Anyone who has flown on a plane on a cloudy day will have experienced the greyness of being below cloud on take-off, the bumpy journey through the cloud layer and the brilliant brightness above. These low altitude clouds, with lots of water droplets, reflect a lot of sunlight at visible wavelengths back to space, hence the bright, brilliant view from above – you are seeing the reflected light. Of course, this means that less sunlight passes through the cloud, so when you are below the clouds viewing the transmitted light, they look dark and threatening. These clouds increase the planet’s albedo (the fraction of sunlight reflected back to space) and generally cool the Earth’s surface. 

However, there are other types of clouds, generally much harder to see and at higher altitudes, such as cirrus. These “optically thin” clouds are often actually thin too and generally made of ice crystals. These clouds allow sunlight to pass through and so don’t change the albedo much but instead absorb some of the infra-red radiation emitted by the Earth’s surface. Being colder than the surface, they re-emit only a small amount of this back to space and so act as greenhouse gases, warming the surface. The effect of any particular cloud depends on many details, including its altitude, extent or size, and the size and state of the particles that make up the cloud, as well as the brightness and temperature contrast with the surface underneath. It’s a very fine balance between warming and cooling. However, clouds tend to exert a cooling effect if you average over the whole globe. 
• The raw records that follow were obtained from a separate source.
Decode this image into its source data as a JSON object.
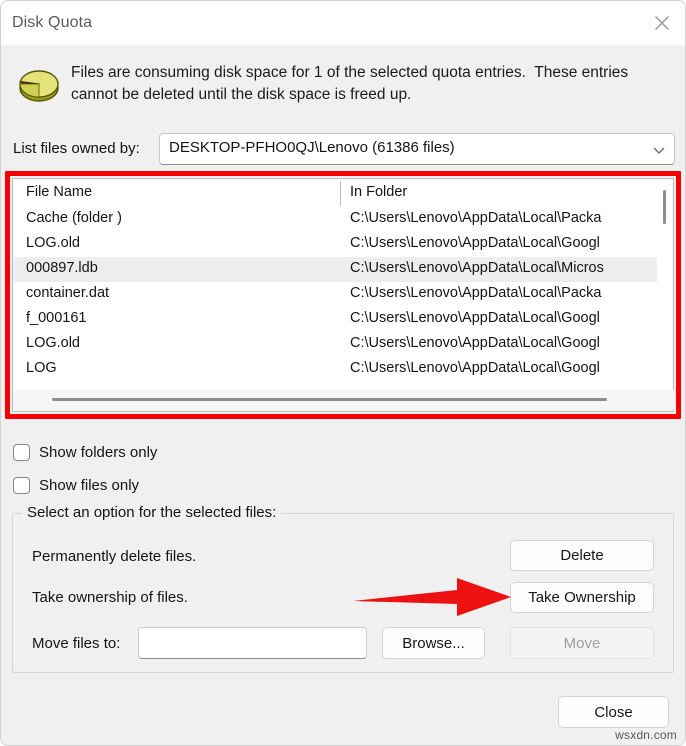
{
  "window": {
    "title": "Disk Quota",
    "close_icon": "close-icon"
  },
  "banner": {
    "icon": "disk-quota-pie-icon",
    "line1": "Files are consuming disk space for 1 of the selected quota entries.  These entries",
    "line2": "cannot be deleted until the disk space is freed up."
  },
  "owner_filter": {
    "label": "List files owned by:",
    "value": "DESKTOP-PFHO0QJ\\Lenovo (61386 files)",
    "caret_icon": "chevron-down-icon"
  },
  "file_list": {
    "columns": [
      "File Name",
      "In Folder"
    ],
    "rows": [
      {
        "name": "Cache  (folder )",
        "folder": "C:\\Users\\Lenovo\\AppData\\Local\\Packa",
        "selected": false
      },
      {
        "name": "LOG.old",
        "folder": "C:\\Users\\Lenovo\\AppData\\Local\\Googl",
        "selected": false
      },
      {
        "name": "000897.ldb",
        "folder": "C:\\Users\\Lenovo\\AppData\\Local\\Micros",
        "selected": true
      },
      {
        "name": "container.dat",
        "folder": "C:\\Users\\Lenovo\\AppData\\Local\\Packa",
        "selected": false
      },
      {
        "name": "f_000161",
        "folder": "C:\\Users\\Lenovo\\AppData\\Local\\Googl",
        "selected": false
      },
      {
        "name": "LOG.old",
        "folder": "C:\\Users\\Lenovo\\AppData\\Local\\Googl",
        "selected": false
      },
      {
        "name": "LOG",
        "folder": "C:\\Users\\Lenovo\\AppData\\Local\\Googl",
        "selected": false
      }
    ]
  },
  "checkboxes": [
    {
      "label": "Show folders only",
      "checked": false
    },
    {
      "label": "Show files only",
      "checked": false
    }
  ],
  "options_group": {
    "title": "Select an option for the selected files:",
    "delete_label": "Permanently delete files.",
    "delete_button": "Delete",
    "ownership_label": "Take ownership of files.",
    "ownership_button": "Take Ownership",
    "move_label": "Move files to:",
    "move_input_value": "",
    "move_input_placeholder": "",
    "browse_button": "Browse...",
    "move_button": "Move"
  },
  "footer": {
    "close_button": "Close"
  },
  "annotations": {
    "highlight_color": "#f60000",
    "arrow_color": "#ee1111",
    "arrow_target": "Take Ownership"
  },
  "watermark": {
    "text": "wsxdn.com"
  }
}
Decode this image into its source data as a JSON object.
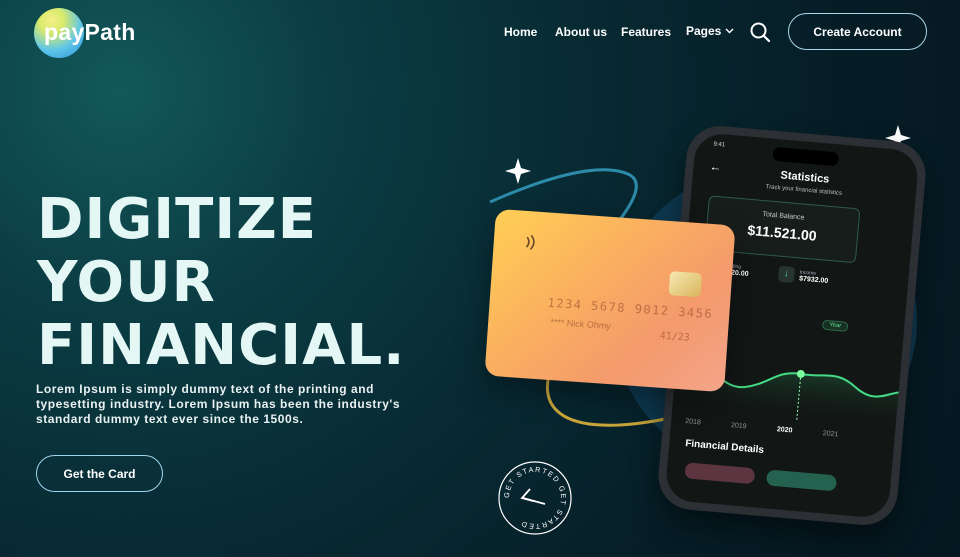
{
  "brand": {
    "name": "payPath"
  },
  "nav": {
    "home": "Home",
    "about": "About us",
    "features": "Features",
    "pages": "Pages"
  },
  "header": {
    "create_account": "Create Account",
    "search_icon": "search-icon"
  },
  "hero": {
    "title_line1": "DIGITIZE",
    "title_line2": "YOUR",
    "title_line3": "FINANCIAL.",
    "description": "Lorem Ipsum is simply dummy text of the printing and typesetting industry. Lorem Ipsum has been the industry's standard dummy text ever since the 1500s.",
    "cta": "Get the Card"
  },
  "card": {
    "number": "1234 5678 9012 3456",
    "holder": "Nick Ohmy",
    "dots": "****",
    "expiry": "41/23"
  },
  "phone": {
    "time": "9:41",
    "title": "Statistics",
    "subtitle": "Track your financial statistics",
    "balance_label": "Total Balance",
    "balance_value": "$11.521.00",
    "spending_label": "Spending",
    "spending_value": "$3120.00",
    "income_label": "Income",
    "income_value": "$7932.00",
    "period": "Year",
    "years": [
      "2018",
      "2019",
      "2020",
      "2021"
    ],
    "section": "Financial Details"
  },
  "badge": {
    "text": "GET STARTED GET STARTED"
  },
  "colors": {
    "accent_yellow": "#ffcf55",
    "accent_green": "#49d282",
    "outline": "#9fd6ec"
  }
}
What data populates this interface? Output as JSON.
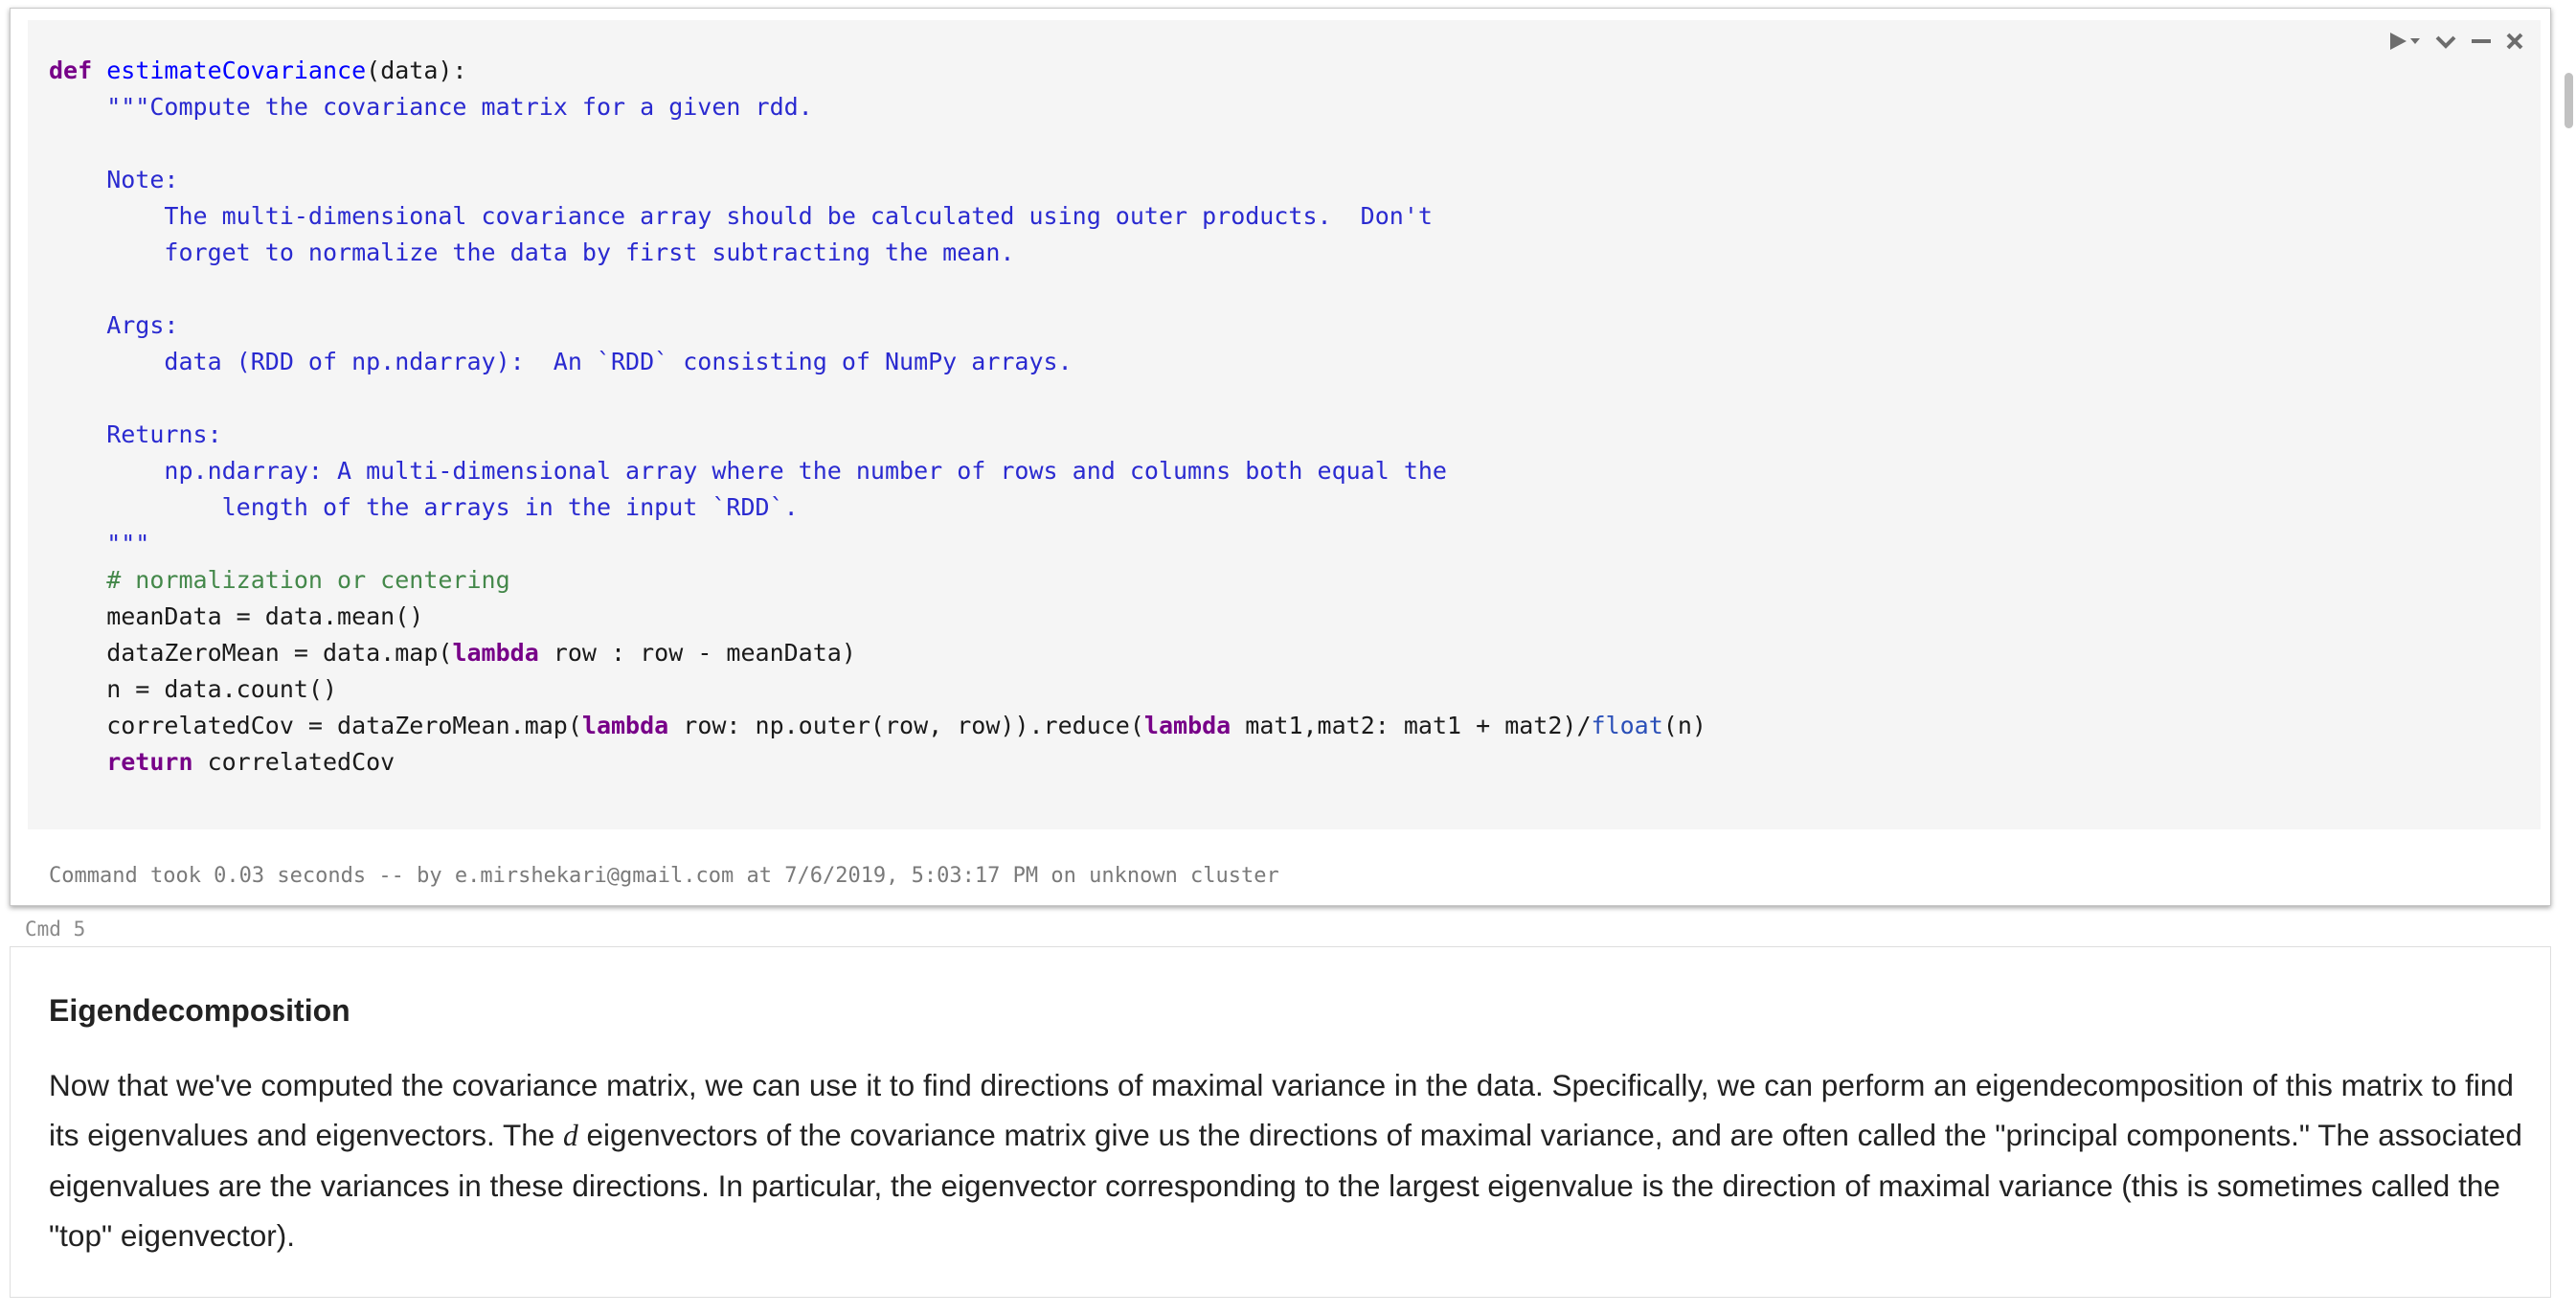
{
  "code_cell": {
    "toolbar": {
      "run_icon": "run-dropdown-icon",
      "collapse_icon": "chevron-down-icon",
      "minimize_icon": "minimize-icon",
      "close_icon": "close-icon"
    },
    "lines": [
      [
        {
          "t": "kw",
          "v": "def"
        },
        {
          "t": "p",
          "v": " "
        },
        {
          "t": "fn",
          "v": "estimateCovariance"
        },
        {
          "t": "p",
          "v": "(data):"
        }
      ],
      [
        {
          "t": "doc",
          "v": "    \"\"\"Compute the covariance matrix for a given rdd."
        }
      ],
      [
        {
          "t": "p",
          "v": ""
        }
      ],
      [
        {
          "t": "doc",
          "v": "    Note:"
        }
      ],
      [
        {
          "t": "doc",
          "v": "        The multi-dimensional covariance array should be calculated using outer products.  Don't"
        }
      ],
      [
        {
          "t": "doc",
          "v": "        forget to normalize the data by first subtracting the mean."
        }
      ],
      [
        {
          "t": "p",
          "v": ""
        }
      ],
      [
        {
          "t": "doc",
          "v": "    Args:"
        }
      ],
      [
        {
          "t": "doc",
          "v": "        data (RDD of np.ndarray):  An `RDD` consisting of NumPy arrays."
        }
      ],
      [
        {
          "t": "p",
          "v": ""
        }
      ],
      [
        {
          "t": "doc",
          "v": "    Returns:"
        }
      ],
      [
        {
          "t": "doc",
          "v": "        np.ndarray: A multi-dimensional array where the number of rows and columns both equal the"
        }
      ],
      [
        {
          "t": "doc",
          "v": "            length of the arrays in the input `RDD`."
        }
      ],
      [
        {
          "t": "doc",
          "v": "    \"\"\""
        }
      ],
      [
        {
          "t": "cm",
          "v": "    # normalization or centering"
        }
      ],
      [
        {
          "t": "p",
          "v": "    meanData = data.mean()"
        }
      ],
      [
        {
          "t": "p",
          "v": "    dataZeroMean = data.map("
        },
        {
          "t": "kw",
          "v": "lambda"
        },
        {
          "t": "p",
          "v": " row : row - meanData)"
        }
      ],
      [
        {
          "t": "p",
          "v": "    n = data.count()"
        }
      ],
      [
        {
          "t": "p",
          "v": "    correlatedCov = dataZeroMean.map("
        },
        {
          "t": "kw",
          "v": "lambda"
        },
        {
          "t": "p",
          "v": " row: np.outer(row, row)).reduce("
        },
        {
          "t": "kw",
          "v": "lambda"
        },
        {
          "t": "p",
          "v": " mat1,mat2: mat1 + mat2)/"
        },
        {
          "t": "bi",
          "v": "float"
        },
        {
          "t": "p",
          "v": "(n)"
        }
      ],
      [
        {
          "t": "kw",
          "v": "    return"
        },
        {
          "t": "p",
          "v": " correlatedCov"
        }
      ]
    ],
    "footer": "Command took 0.03 seconds -- by e.mirshekari@gmail.com at 7/6/2019, 5:03:17 PM on unknown cluster"
  },
  "cmd_label": "Cmd 5",
  "markdown_cell": {
    "heading": "Eigendecomposition",
    "para_before_math": "Now that we've computed the covariance matrix, we can use it to find directions of maximal variance in the data. Specifically, we can perform an eigendecomposition of this matrix to find its eigenvalues and eigenvectors. The ",
    "math_symbol": "d",
    "para_after_math": " eigenvectors of the covariance matrix give us the directions of maximal variance, and are often called the \"principal components.\" The associated eigenvalues are the variances in these directions. In particular, the eigenvector corresponding to the largest eigenvalue is the direction of maximal variance (this is sometimes called the \"top\" eigenvector)."
  },
  "colors": {
    "keyword": "#770088",
    "function_name": "#0000ff",
    "docstring": "#2a2ad0",
    "comment": "#44884a",
    "builtin": "#2a4fb8",
    "code_background": "#f5f5f5"
  }
}
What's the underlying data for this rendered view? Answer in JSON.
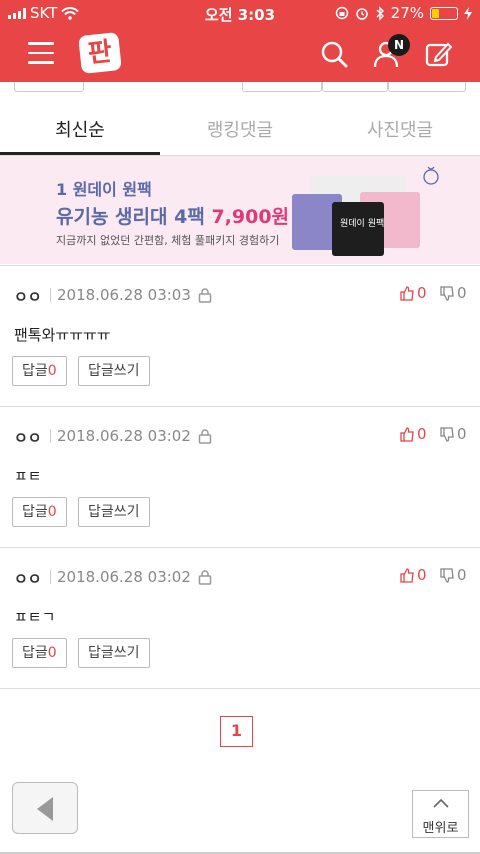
{
  "status": {
    "carrier": "SKT",
    "time": "오전 3:03",
    "battery": "27%"
  },
  "header": {
    "logo": "판",
    "badge": "N"
  },
  "tabs": [
    "최신순",
    "랭킹댓글",
    "사진댓글"
  ],
  "ad": {
    "line1": "1 원데이 원팩",
    "line2_a": "유기농 생리대 4팩 ",
    "line2_b": "7,900원",
    "line3": "지금까지 없었던 간편함, 체험 풀패키지 경험하기",
    "pack_label": "원데이 원팩"
  },
  "comments": [
    {
      "user": "ㅇㅇ",
      "date": "2018.06.28 03:03",
      "likes": "0",
      "dislikes": "0",
      "text": "팬톡와ㅠㅠㅠㅠ",
      "reply_label": "답글",
      "reply_count": "0",
      "write_reply": "답글쓰기"
    },
    {
      "user": "ㅇㅇ",
      "date": "2018.06.28 03:02",
      "likes": "0",
      "dislikes": "0",
      "text": "ㅍㅌ",
      "reply_label": "답글",
      "reply_count": "0",
      "write_reply": "답글쓰기"
    },
    {
      "user": "ㅇㅇ",
      "date": "2018.06.28 03:02",
      "likes": "0",
      "dislikes": "0",
      "text": "ㅍㅌㄱ",
      "reply_label": "답글",
      "reply_count": "0",
      "write_reply": "답글쓰기"
    }
  ],
  "pagination": {
    "current": "1"
  },
  "footer": {
    "to_top": "맨위로"
  },
  "colors": {
    "brand": "#e84646",
    "accent": "#e04848"
  }
}
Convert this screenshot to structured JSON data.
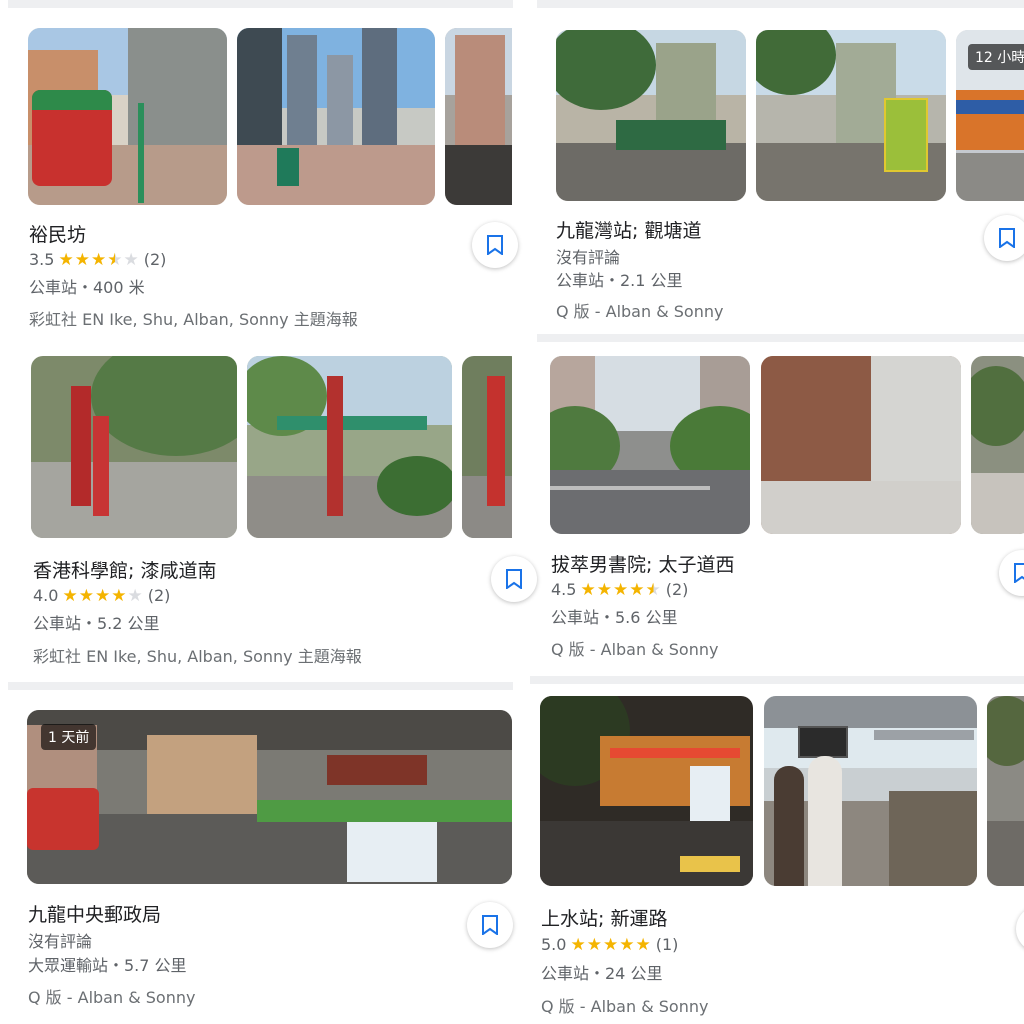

But, clouds change, and in particular, clouds change as part of climate change. In a generally warmer world, there is more evaporation from the oceans, and the hydrological cycle speeds up. With more water vapour in the atmosphere and a warmer surface, moist convection (hot air rising and cooling as it does so that water vapour condenses and forms clouds) increases, and we might expect more thick, lower altitude clouds. These would tend to cool the climate and so are a “negative feedback” on warmer temperatures. However, if there is an increase in the high altitude cirrus clouds that act more like greenhouse gases, then there would be a positive feedback. The net result would also depend regionally because if the clouds are over a dark surface like the ocean, they will have a bigger effect on the albedo than if over the bright desert. Cloud increases during nighttime can’t affect the albedo (no sunlight during the night) but can still affect the infrared radiation. Clouds also change depending on the number of aerosol particles in the air, as these are needed to form the droplets. Perhaps it’s not surprising then that different climate models can get different cloud changes in future projections.

We need to keep talking about, and working on, clouds. Hopefully, learning what a cloud feels like might inspire some of the next generation of cloud physicists.